C’est maintenant moi qui voulais me faire pénétrer. Je me mis à quatre pattes et demandais à chaque homme de venir m’enculer. Ce fut Benoit qui commençait et il apprécia l’anus assoupli par de nombreuses pratiques. J’appréciais les pénétrations profondes tandis que Léa et Lucie me caressait les seins et le dos avec le caca. Il ressortit, le sexe bien souillé de mes matières fécales et Thomas prit immédiatement sa place. Son pénis était plus gros et la pénétration se fit plus sentir. Il me remplissait l’ampoule rectale avec délice. Mon dos et mes fesses étaient maintenant complétement recouverts. Thomas ressortit son pénis, également bien souillé.

Lucie avait fini aussi par venir se frotter les seins sur les miens en m’embrassant sur la bouche.

Nous étions maintenant toutes et tous plus ou moins souillés : les filles sur le corps et les garçons sur leur pénis.

Je souris à Léa et à Lucie :

-  » Et si nous allions nettoyer ces hommes ? « .

Je me caressai pour prendre un peu plus de matière et vient masturber les deux hommes avec, pour que leur sexe soit encore plus barbouillé.
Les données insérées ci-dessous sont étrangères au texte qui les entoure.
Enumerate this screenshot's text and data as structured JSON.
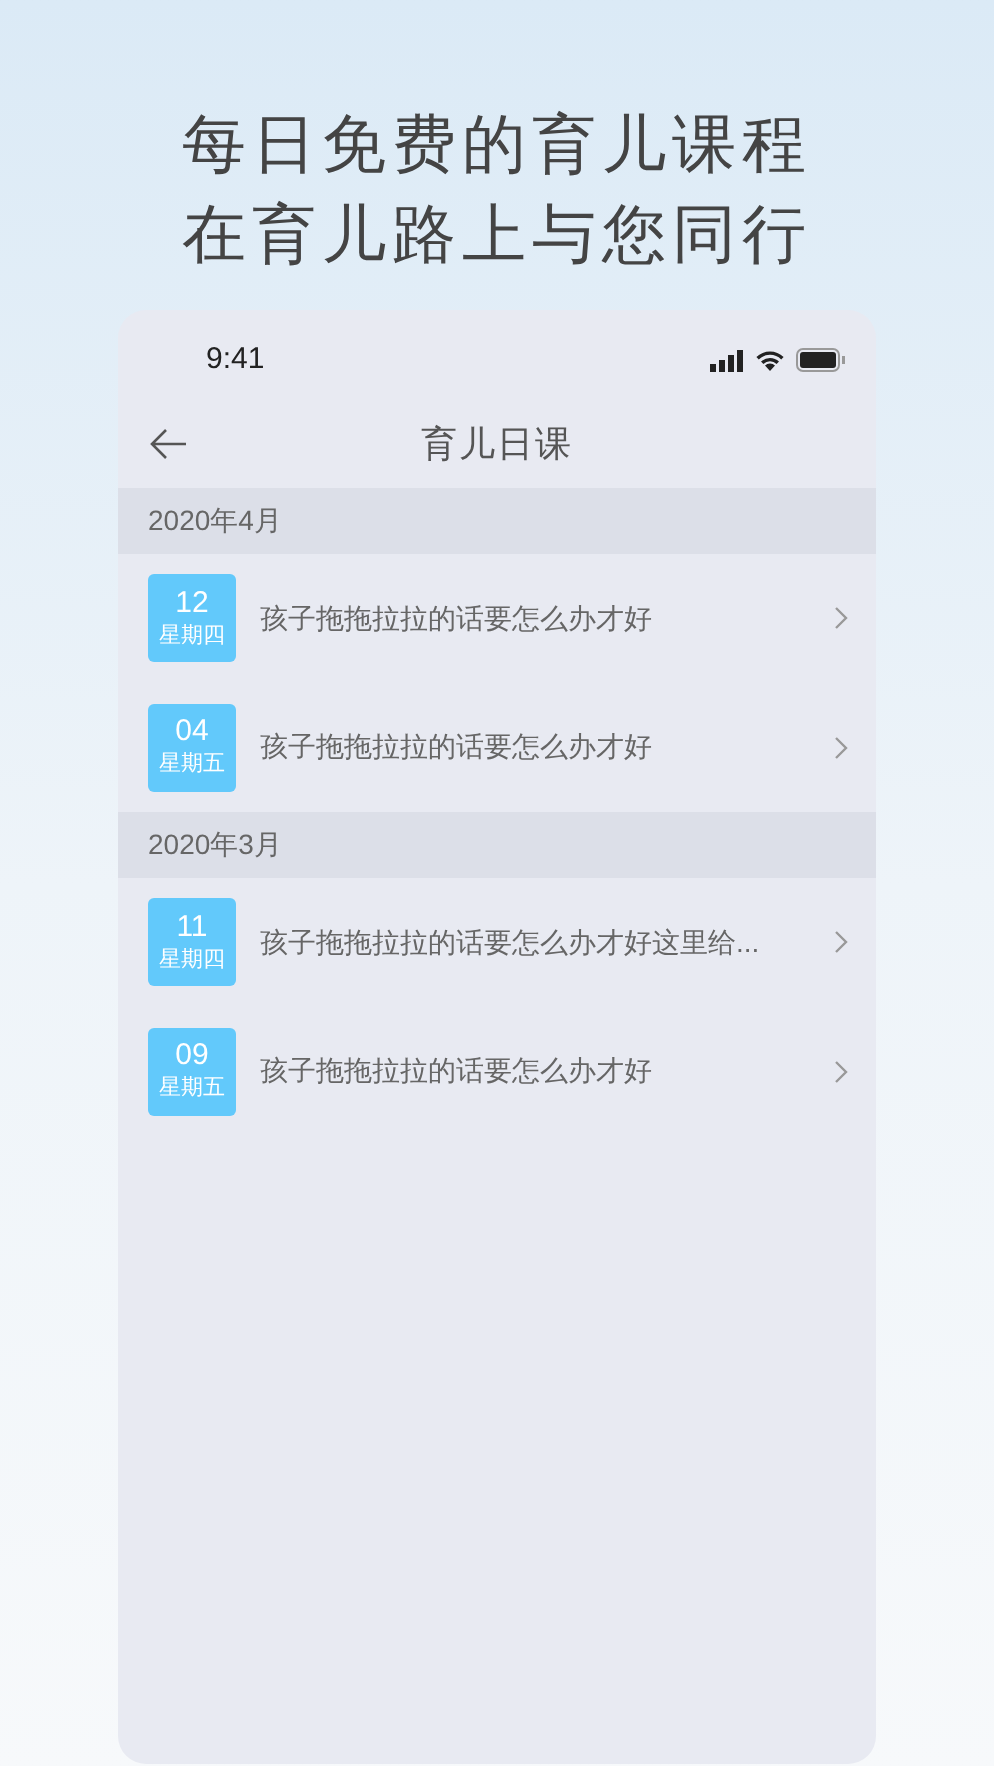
{
  "headline": [
    "每日免费的育儿课程",
    "在育儿路上与您同行"
  ],
  "status_bar": {
    "time": "9:41"
  },
  "nav": {
    "title": "育儿日课"
  },
  "sections": [
    {
      "title": "2020年4月",
      "items": [
        {
          "day": "12",
          "weekday": "星期四",
          "text": "孩子拖拖拉拉的话要怎么办才好"
        },
        {
          "day": "04",
          "weekday": "星期五",
          "text": "孩子拖拖拉拉的话要怎么办才好"
        }
      ]
    },
    {
      "title": "2020年3月",
      "items": [
        {
          "day": "11",
          "weekday": "星期四",
          "text": "孩子拖拖拉拉的话要怎么办才好这里给..."
        },
        {
          "day": "09",
          "weekday": "星期五",
          "text": "孩子拖拖拉拉的话要怎么办才好"
        }
      ]
    }
  ]
}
Et à la grande stupeur des deux filles, je les pris en bouche pour les sucer et tout lécher, en avalant ensuite.

-  » Venez goûter… « .

Je remis encore un peu de matière sur les sexes. Léa était la plus intrépide, je le sentais. Elle vint se placer à genoux, commença à donner des coups de langue pour sentir le goût, puis pris le sexe franchement en bouche. Elle semblait vraiment apprécier.
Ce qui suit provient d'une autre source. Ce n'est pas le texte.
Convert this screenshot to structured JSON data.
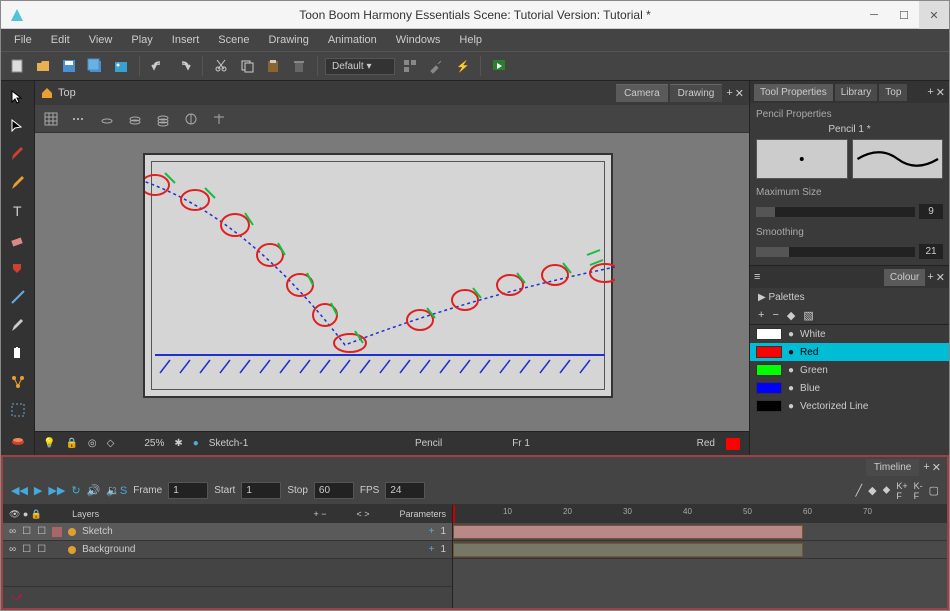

Lucie était plus dubitative. Elle hésitait franchement. Je sentais qu’elle avait besoin d’être un peu forcée pour y arriver.
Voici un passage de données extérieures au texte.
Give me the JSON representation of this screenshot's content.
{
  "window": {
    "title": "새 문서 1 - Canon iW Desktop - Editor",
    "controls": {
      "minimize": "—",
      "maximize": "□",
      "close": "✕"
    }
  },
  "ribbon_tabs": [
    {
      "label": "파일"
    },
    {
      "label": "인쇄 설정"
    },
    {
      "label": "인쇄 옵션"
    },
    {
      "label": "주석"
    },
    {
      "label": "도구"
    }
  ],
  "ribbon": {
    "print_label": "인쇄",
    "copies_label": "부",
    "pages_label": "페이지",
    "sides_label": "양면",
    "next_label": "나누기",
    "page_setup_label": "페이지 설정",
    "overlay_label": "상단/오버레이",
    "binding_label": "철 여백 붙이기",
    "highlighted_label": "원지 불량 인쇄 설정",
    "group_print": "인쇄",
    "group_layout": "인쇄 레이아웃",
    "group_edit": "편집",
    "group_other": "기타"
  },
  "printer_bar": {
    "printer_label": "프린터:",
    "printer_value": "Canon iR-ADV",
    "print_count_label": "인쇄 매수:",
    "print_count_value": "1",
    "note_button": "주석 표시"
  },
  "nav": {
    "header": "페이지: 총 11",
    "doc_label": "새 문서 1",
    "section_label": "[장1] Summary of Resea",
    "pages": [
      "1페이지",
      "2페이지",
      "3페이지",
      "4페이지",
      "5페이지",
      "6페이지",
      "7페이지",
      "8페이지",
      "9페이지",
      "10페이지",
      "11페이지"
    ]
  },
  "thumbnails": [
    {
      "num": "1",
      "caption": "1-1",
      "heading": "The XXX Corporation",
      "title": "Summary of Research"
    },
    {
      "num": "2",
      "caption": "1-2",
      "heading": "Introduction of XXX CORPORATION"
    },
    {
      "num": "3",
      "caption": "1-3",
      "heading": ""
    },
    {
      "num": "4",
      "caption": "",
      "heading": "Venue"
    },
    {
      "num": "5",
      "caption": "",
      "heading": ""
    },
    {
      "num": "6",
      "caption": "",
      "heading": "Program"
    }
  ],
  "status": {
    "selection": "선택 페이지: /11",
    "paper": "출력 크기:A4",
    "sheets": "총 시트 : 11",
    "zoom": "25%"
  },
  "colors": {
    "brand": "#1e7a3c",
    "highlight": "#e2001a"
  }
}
 » Allons, petite cochonne, lui dis-je, viens nettoyer la bite de ton mec…  »

Benoit comprit l’approche, et pris Lucie par les cheveux et lui approcha la tête de son sexe. Installée derrière elle, je lui caressai les seins en l’encourageant. Elle finit par le prendre en bouche et à le nettoyer avec application.

J’étais contente de mes 2 élèves, et leurs hommes aussi, je crois car cela leur ouvrait de nouvelles perspectives.

Il était temps de finir. Je m’allongeais sur le dos et invitait les deux hommes à se masturber et à jouir chacun sur un sein. Pendant ce temps, Léa et Lucie me masturbaient et me faisait des cunni très agréables et ne semblaient pas se soucier du caca présent dans mon petit abricot lisse.

Ils déposèrent un torrent de sperme, ayant été au comble de l’excitation pendant près d’une heure.

Léa et Lucie vinrent chacune lécher le sperme de leur compagnon respectif, et, le gardant en bouche, vinrent le partager avec moi. Le goût du sperme et du caca sur leur langue me fit avoir un orgasme puissant.

La tension rebaissait….

Après quelques minutes, nous nous sommes nettoyés avec l’eau que nous avions emmenés à boire. Et nous sommes allés finir dans l’océan, entièrement nus.

Léa et Thomas sont repartis de leur côté et Lucie m’a raccompagnée. Elle m’a demandé de conduire, et j’ai compris pourquoi quand elle s’est mise à sucer Benoit sur la banquette arrière… Elle eut à nouveau droit à une gorgée de sperme… et elle m’en donna un peu à lécher sur son doigt !

Je rentrais chez moi ravie de cet après-midi. Deux couples qui venaient de découvrir l’uro et la scato dans une approche très naturelle et détendue. Je ne pus me retenir de pisser sous la douche, me donnant un dernier orgasme pour la journée à l’aide d’un gode anal que je garde toujours dans la cabine, au cas où.